Monday, June 6, 2016
The editorial, titled To Stop Bad Prosecutors, Call the Feds, begins:
Prosecutors are the most powerful players in the American criminal justice system. Their decisions — like whom to charge with a crime, and what sentence to seek — have profound consequences.
So why is it so hard to keep them from breaking the law or violating the Constitution?
The short answer is that they are almost never held accountable for misconduct, even when it results in wrongful convictions. It is time for a new approach to ending this behavior: federal oversight of prosecutors’ offices that repeatedly ignore defendants’ legal and constitutional rights. There is a successful model for this in the Justice Department’s monitoring of police departments with histories of misconduct.
Among the most serious prosecutorial violations is the withholding of evidence that could help a defendant prove his or her innocence or get a reduced sentence — a practice so widespread that one federal judge called it an “epidemic.” Under the 1963 landmark Supreme Court case Brady v. Maryland, prosecutors are required to turn over any exculpatory evidence to a defendant that could materially affect a verdict or sentence. Yet in many district attorneys’ offices, the Brady rule is considered nothing more than a suggestion, with prosecutors routinely holding back such evidence to win their cases...

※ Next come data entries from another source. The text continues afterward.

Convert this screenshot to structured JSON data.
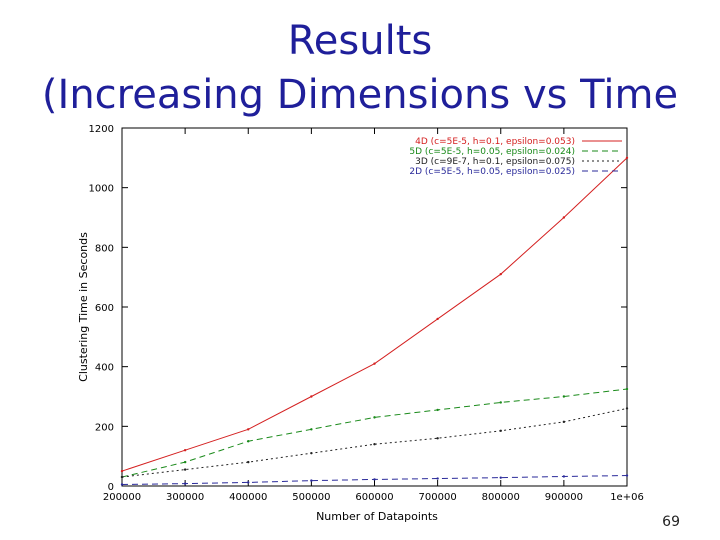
{
  "slide": {
    "title_line1": "Results",
    "title_line2": "(Increasing Dimensions vs Time",
    "page_number": "69",
    "title_color": "#1f1f9a"
  },
  "chart_data": {
    "type": "line",
    "xlabel": "Number of Datapoints",
    "ylabel": "Clustering Time in Seconds",
    "xlim": [
      200000,
      1000000
    ],
    "ylim": [
      0,
      1200
    ],
    "x_ticks": [
      200000,
      300000,
      400000,
      500000,
      600000,
      700000,
      800000,
      900000,
      1000000
    ],
    "x_tick_labels": [
      "200000",
      "300000",
      "400000",
      "500000",
      "600000",
      "700000",
      "800000",
      "900000",
      "1e+06"
    ],
    "y_ticks": [
      0,
      200,
      400,
      600,
      800,
      1000,
      1200
    ],
    "y_tick_labels": [
      "0",
      "200",
      "400",
      "600",
      "800",
      "1000",
      "1200"
    ],
    "legend_position": "top-right",
    "series": [
      {
        "name": "4D (c=5E-5, h=0.1, epsilon=0.053)",
        "color": "#d42020",
        "dash": "solid",
        "x": [
          200000,
          300000,
          400000,
          500000,
          600000,
          700000,
          800000,
          900000,
          1000000
        ],
        "y": [
          50,
          120,
          190,
          300,
          410,
          560,
          710,
          900,
          1100
        ]
      },
      {
        "name": "5D (c=5E-5, h=0.05, epsilon=0.024)",
        "color": "#1a8a1a",
        "dash": "dashed",
        "x": [
          200000,
          300000,
          400000,
          500000,
          600000,
          700000,
          800000,
          900000,
          1000000
        ],
        "y": [
          30,
          80,
          150,
          190,
          230,
          255,
          280,
          300,
          325
        ]
      },
      {
        "name": "3D (c=9E-7, h=0.1, epsilon=0.075)",
        "color": "#222222",
        "dash": "dotted",
        "x": [
          200000,
          300000,
          400000,
          500000,
          600000,
          700000,
          800000,
          900000,
          1000000
        ],
        "y": [
          30,
          55,
          80,
          110,
          140,
          160,
          185,
          215,
          260
        ]
      },
      {
        "name": "2D (c=5E-5, h=0.05, epsilon=0.025)",
        "color": "#2a2a9a",
        "dash": "dashed",
        "x": [
          200000,
          300000,
          400000,
          500000,
          600000,
          700000,
          800000,
          900000,
          1000000
        ],
        "y": [
          5,
          8,
          12,
          18,
          22,
          25,
          28,
          32,
          35
        ]
      }
    ]
  }
}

This is precisely what happened to Kerry Max Cook, a man who has spent 40 years proclaiming his innocence of the brutal 1977 murder of Linda Jo Edwards. Questions as to his guilt abounded, but one of the most troubling aspects of the case was the prosecutor's decision to withhold an eyewitness account that identified the victim's lover--and not Cook--as leaving the crime scene around the time of the victim's death. In this extensive piece (which is well worth reading), The Texas Monthly's Michael Hall writes:
Earlier this year, the dramatic case got even more drama. In January Udashen [one of Cook's appellate attorneys] filed a motion for the Smith County DA’s office to provide any exculpatory evidence it hadn’t provided before... They found several pieces of evidence they didn’t know about—and one was explosive.

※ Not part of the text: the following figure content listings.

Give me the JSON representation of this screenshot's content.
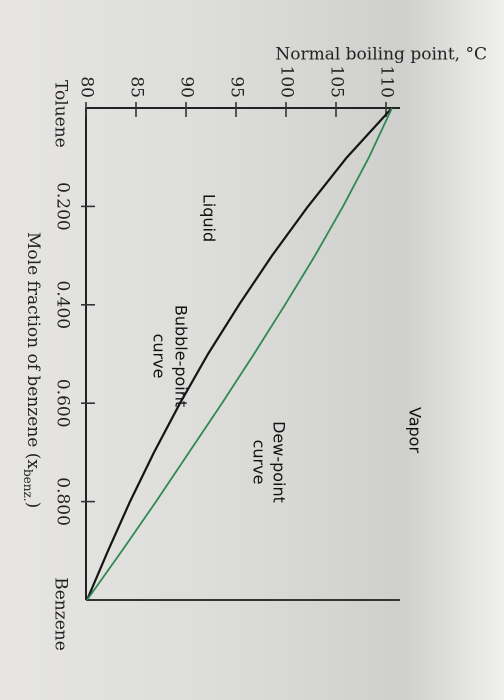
{
  "chart_data": {
    "type": "line",
    "ylabel": "Normal boiling point, °C",
    "xlabel_main": "Mole fraction of benzene (x",
    "xlabel_sub": "benz.",
    "xlabel_end": ")",
    "xlim": [
      0,
      1
    ],
    "ylim": [
      80,
      110.6
    ],
    "x_ticks": [
      0.2,
      0.4,
      0.6,
      0.8
    ],
    "x_tick_labels": [
      "0.200",
      "0.400",
      "0.600",
      "0.800"
    ],
    "y_ticks": [
      80,
      85,
      90,
      95,
      100,
      105,
      110
    ],
    "y_tick_labels": [
      "80",
      "85",
      "90",
      "95",
      "100",
      "105",
      "110"
    ],
    "left_end_label": "Toluene",
    "right_end_label": "Benzene",
    "series": [
      {
        "name": "Bubble-point curve",
        "color": "#141414",
        "x": [
          0,
          0.1,
          0.2,
          0.3,
          0.4,
          0.5,
          0.6,
          0.7,
          0.8,
          0.9,
          1.0
        ],
        "y": [
          110.6,
          106.1,
          102.2,
          98.6,
          95.3,
          92.2,
          89.4,
          86.8,
          84.4,
          82.2,
          80.1
        ]
      },
      {
        "name": "Dew-point curve",
        "color": "#2f8a52",
        "x": [
          0,
          0.1,
          0.2,
          0.3,
          0.4,
          0.5,
          0.6,
          0.7,
          0.8,
          0.9,
          1.0
        ],
        "y": [
          110.6,
          108.3,
          105.7,
          102.9,
          99.9,
          96.8,
          93.6,
          90.3,
          87.0,
          83.6,
          80.1
        ]
      }
    ],
    "annotations": {
      "vapor": "Vapor",
      "liquid": "Liquid",
      "dew_line1": "Dew-point",
      "dew_line2": "curve",
      "bubble_line1": "Bubble-point",
      "bubble_line2": "curve"
    }
  }
}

It was a police report filed in 1991 by Tyler PD detective Eric Liptak. Rudolph [the only eyewitness in the case], Liptak wrote, told police she “thought” the man in the apartment was Mayfield [the victim's former lover]. But Liptak went on: “Ms. Rudolph did later state that [t]he man she saw was Mr. Mayfield but that was after extensive questioning by Mr. Thompson, the lead prosecutor in the case.” In other words, according to the report, the lead prosecutor knew that Rudolph originally identified Mayfield as the man in the apartment. But prosecutors never gave Liptak’s report to the defense, as they are required to do. They never corrected Rudolph on the stand when she said she’d never identified Mayfield, nor did they correct her when she identified Cook at the trial as the man she saw in Edwards’ room.
Fortunately for Cook, the newly elected D.A. announced today that he was dropping the charges against Cook.
When it convenes later this month, will the Supreme Court grant David Brown similar reprieve? As The Times explains:
This month, the Supreme Court will consider the latest challenge to prosecutorial misconduct in Louisiana in the case of David Brown, who was one of five men charged in the 1999 murder of a prison guard. Mr. Brown said he did not commit the murder, but he was convicted and sentenced to death anyway. Only later did his lawyers discover that prosecutors had withheld the transcript of an interview with another prisoner directly implicating two other men — and only those men — in the murder.
This is about as blatant a Brady violation as can be found, and the judge who presided over Mr. Brown’s trial agreed, throwing out his death penalty and ordering a new sentencing. But the Louisiana Supreme Court reversed that decision, ruling that the new evidence would not have made a difference in the jury’s sentence.
Regardless of the Court's decision, prosecutors will remain relatively immune from punishment unless steps are taken to curb their authority.
State courts often fail to hold prosecutors accountable, even when their wrongdoing is clear. Professional ethics boards rarely discipline them. And individual prosecutors are protected from civil lawsuits, while criminal punishment is virtually unheard of. Money damages levied against a prosecutor’s office could deter some misconduct, but the Supreme Court has made it extremely difficult for wrongfully convicted citizens to win such claims.
This maddening situation has long resisted a solution. What would make good sense is to have the federal government step in to monitor some of the worst actors, increasing the chance of catching misconduct before it ruins peoples’ lives. The Justice Department is already authorized to do this by a 1994 federal law prohibiting any “pattern or practice of conduct by law enforcement officers” that deprives a person of legal or constitutional rights.